On Jan. 19, the election of Scott Brown to the Senate stripped Democrats of a 60-seat supermajority that many had predicted would be crucial for any comprehensive health care reform.
But those predictions were premature &- and even on the day of Brown’s election, members of the media knew it, writing across the pages of the news that the House Democrats needed only to pass the Senate version of the bill.
When two months later, the Democrats did just that. It was clear that the media had had a major influence on the debate &- and yet this influence was not nearly sufficient, panelists said at Harvard University’s Kennedy School of Government Monday.
Moderated by Robert Blendon, a professor of health policy and management at Harvard, the panel discussion was largely in a question-and-answer format. Before a packed auditorium of around 60 people, Ezra Klein and two other health care journalists talked about everything from cost control in the bill to the role of the president in crafting legislation.
They focused on their struggle as journalists, particularly the question of how to take the focus away from political squabbling and scandals to the substance of the legislation. Even though the health care legislation has passed, said the panel, this struggle is not over.

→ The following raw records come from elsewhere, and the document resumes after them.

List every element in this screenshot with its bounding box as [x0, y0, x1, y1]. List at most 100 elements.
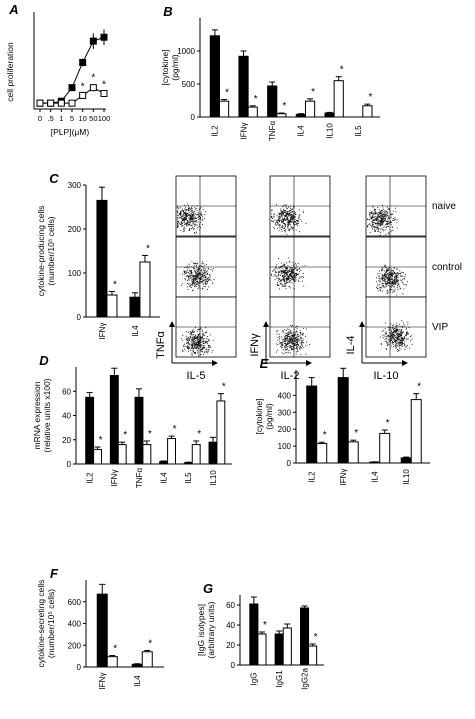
point-vip	[100, 89, 108, 97]
category-label: TNFα	[268, 121, 277, 142]
y-axis-label-line: (number/10⁵ cells)	[46, 589, 56, 658]
category-label-line: IFNγ	[339, 469, 348, 486]
panel-letter: G	[203, 581, 213, 596]
category-label: IL10	[209, 470, 218, 486]
x-tick-label: 10	[78, 114, 86, 123]
y-axis-label: cell proliferation	[5, 42, 15, 102]
row-label: naive	[432, 201, 456, 212]
significance-mark: *	[197, 429, 201, 440]
y-axis-label-line: (number/10⁵ cells)	[46, 216, 56, 285]
category-label: IFNγ	[98, 673, 107, 690]
category-label-line: IL4	[159, 472, 168, 484]
significance-mark: *	[222, 382, 226, 393]
bar-control	[274, 633, 284, 666]
panel-letter: E	[260, 356, 269, 371]
y-axis-label-line: [IgG isotypes]	[196, 604, 206, 656]
y-arrowhead	[359, 321, 365, 327]
y-axis-label-line: [cytokine]	[160, 50, 170, 86]
category-label-line: IL2	[211, 125, 220, 137]
bar-vip	[282, 627, 292, 666]
series-line-control	[40, 36, 105, 104]
significance-mark: *	[417, 382, 421, 393]
category-label: IL2	[308, 471, 317, 483]
category-label-line: IL2	[85, 472, 94, 484]
category-label-line: IL4	[131, 325, 140, 337]
point-vip	[89, 84, 97, 92]
bar-control	[183, 462, 193, 465]
y-axis-label-line: cell proliferation	[5, 42, 15, 102]
y-tick-label: 300	[68, 181, 82, 190]
bar-control	[209, 35, 220, 118]
category-label: IFNγ	[339, 469, 348, 486]
significance-mark: *	[340, 65, 344, 76]
y-axis-label-line: [cytokine]	[254, 399, 264, 435]
bar-vip	[218, 100, 230, 118]
flow-y-label: TNFα	[155, 330, 167, 358]
panel-F: F 0 200 400 600 cytokine-secreting cells (numb…	[36, 566, 164, 689]
bar-vip	[333, 80, 344, 118]
bar-vip	[379, 432, 391, 464]
category-label-line: IFNγ	[98, 673, 107, 690]
category-label: IgG1	[275, 670, 284, 688]
category-label-line: TNFα	[268, 121, 277, 142]
significance-mark: *	[123, 430, 127, 441]
category-label-line: IL4	[371, 471, 380, 483]
bar-control	[306, 385, 318, 464]
significance-mark: *	[254, 94, 258, 105]
y-tick-label: 1000	[177, 47, 195, 56]
significance-mark: *	[102, 80, 106, 91]
bar-control	[85, 396, 95, 465]
point-control	[100, 33, 108, 41]
flow-x-label: IL-10	[373, 370, 398, 382]
point-control	[89, 37, 97, 45]
x-arrowhead	[402, 360, 408, 366]
y-tick-label: 0	[287, 459, 292, 468]
dot-cloud	[271, 204, 307, 235]
y-tick-label: 20	[226, 641, 235, 650]
bar-vip	[316, 443, 328, 464]
bar-control	[295, 113, 306, 118]
bar-vip	[139, 261, 151, 318]
panel-G: G 0 20 40 60 [IgG isotypes] (arbitrary units) *…	[196, 581, 324, 690]
y-axis-label-line: (pg/ml)	[170, 54, 180, 81]
row-label: control	[432, 262, 462, 273]
flow-y-label: IL-4	[345, 336, 357, 355]
significance-mark: *	[386, 418, 390, 429]
significance-mark: *	[146, 243, 150, 254]
y-tick-label: 0	[191, 113, 196, 122]
y-tick-label: 400	[278, 391, 292, 400]
bar-control	[400, 457, 412, 464]
bar-vip	[276, 113, 287, 118]
bar-vip	[257, 633, 267, 666]
category-label: IL4	[371, 471, 380, 483]
category-label: IL10	[402, 469, 411, 485]
y-axis-label: [IgG isotypes] (arbitrary units)	[196, 601, 216, 658]
category-label: IL2	[211, 125, 220, 137]
panel-letter: C	[49, 171, 59, 186]
y-tick-label: 0	[231, 661, 236, 670]
bar-vip	[410, 399, 422, 464]
point-vip	[79, 91, 87, 99]
y-tick-label: 60	[226, 601, 235, 610]
bar-vip	[142, 444, 152, 465]
category-label-line: IgG	[250, 673, 259, 686]
y-axis-label: [cytokine] (pg/ml)	[160, 50, 180, 86]
y-tick-label: 600	[68, 598, 82, 607]
category-label-line: IL10	[209, 470, 218, 486]
dot-cloud	[180, 327, 214, 357]
x-tick-label: 5	[70, 114, 74, 123]
bar-vip	[141, 651, 153, 668]
flow-x-label: IL-2	[281, 370, 300, 382]
significance-mark: *	[91, 73, 95, 84]
y-tick-label: 100	[278, 442, 292, 451]
category-label: IFNγ	[239, 123, 248, 140]
category-label: IL10	[325, 123, 334, 139]
y-axis-label-line: (pg/ml)	[264, 403, 274, 430]
category-label-line: IFNγ	[239, 123, 248, 140]
significance-mark: *	[354, 428, 358, 439]
y-axis-label-line: cytokine-secreting cells	[36, 580, 46, 668]
y-axis-label-line: (relative units x100)	[42, 378, 52, 452]
bar-control	[324, 112, 335, 118]
y-arrowhead	[263, 321, 269, 327]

“The political debate starts now; the educational debate starts now,” said panelist Julie Rovner, a health policy correspondent for National Public Radio.
Blendon said the public was largely split on the health care law. When pollsters tell people about many individual elements of the law, they tend to like it; on the other hand, people tell pollsters that they believe they’ll be worse off under this bill, said Blendon, who added that he was humbled by how little the public knew about the law.
This may be because the media often focuses on only a few small but controversial parts of the bill, Klein said.
“The way these things work is you start with this large potential policy area, where the bill can become any one of a number of things. But then it turns out that people agree on a number of things, like 80 to 90 percent,” Klein said. He added that this leads to the news focusing almost solely on that 10 to 20 percent not everyone agrees on.
But panelist Timothy Johnson, a doctor and the medical editor for ABC News, said there was only so much the media could have done.
“We really tried for a two-year period to make it a policy story, graded the proposals of political candidates on the basis of policies, etc.,” Johnson said. “By the end of last year, we decided we didn’t know what was going to be in the bill. I didn’t really know what to talk about in terms of policy. So we decided to make it a political story.”
Attendees of the event ranged from medical students to a former staffer of the late Sen. Ted Kennedy. Though many said they found the event informative, some expressed discomfort with the progressive-leaning panel.
“Way more people get news from talk radio” than the sources represented at the panel, said Rheinheart Benjamin , a 2008 Tufts University alumnus who attended the forum because he is, in his words, a “news junkie” interested in how the media affected the health care battle.
Still, Benjamin said he admired the journalists represented.
“I do think there is a kind of proud liberal tradition, to try really hard to do non-opinion, explanatory news,” Benjamin said.
Other attendees said they were interested in what wasn’t covered by the mainstream health care debate. Vina Ilakkuvan, a student at Harvard’s School of Public Health, said the news never concentrates on topics of importance to actual public health experts.
“Basically, they talked about [insurance] coverage,” said Ilakkuvan, adding that the journalists ignored factors such as “the environment, access to food and other social determinants of health.”
Elizabeth Rhodes, also a Harvard SPH student, said she was often frustrated with the media when the bill was undergoing debate, though she added that the panel’s journalists put her mind at ease.
“It was really hard to get information about what the bill actually was,” Rhodes said.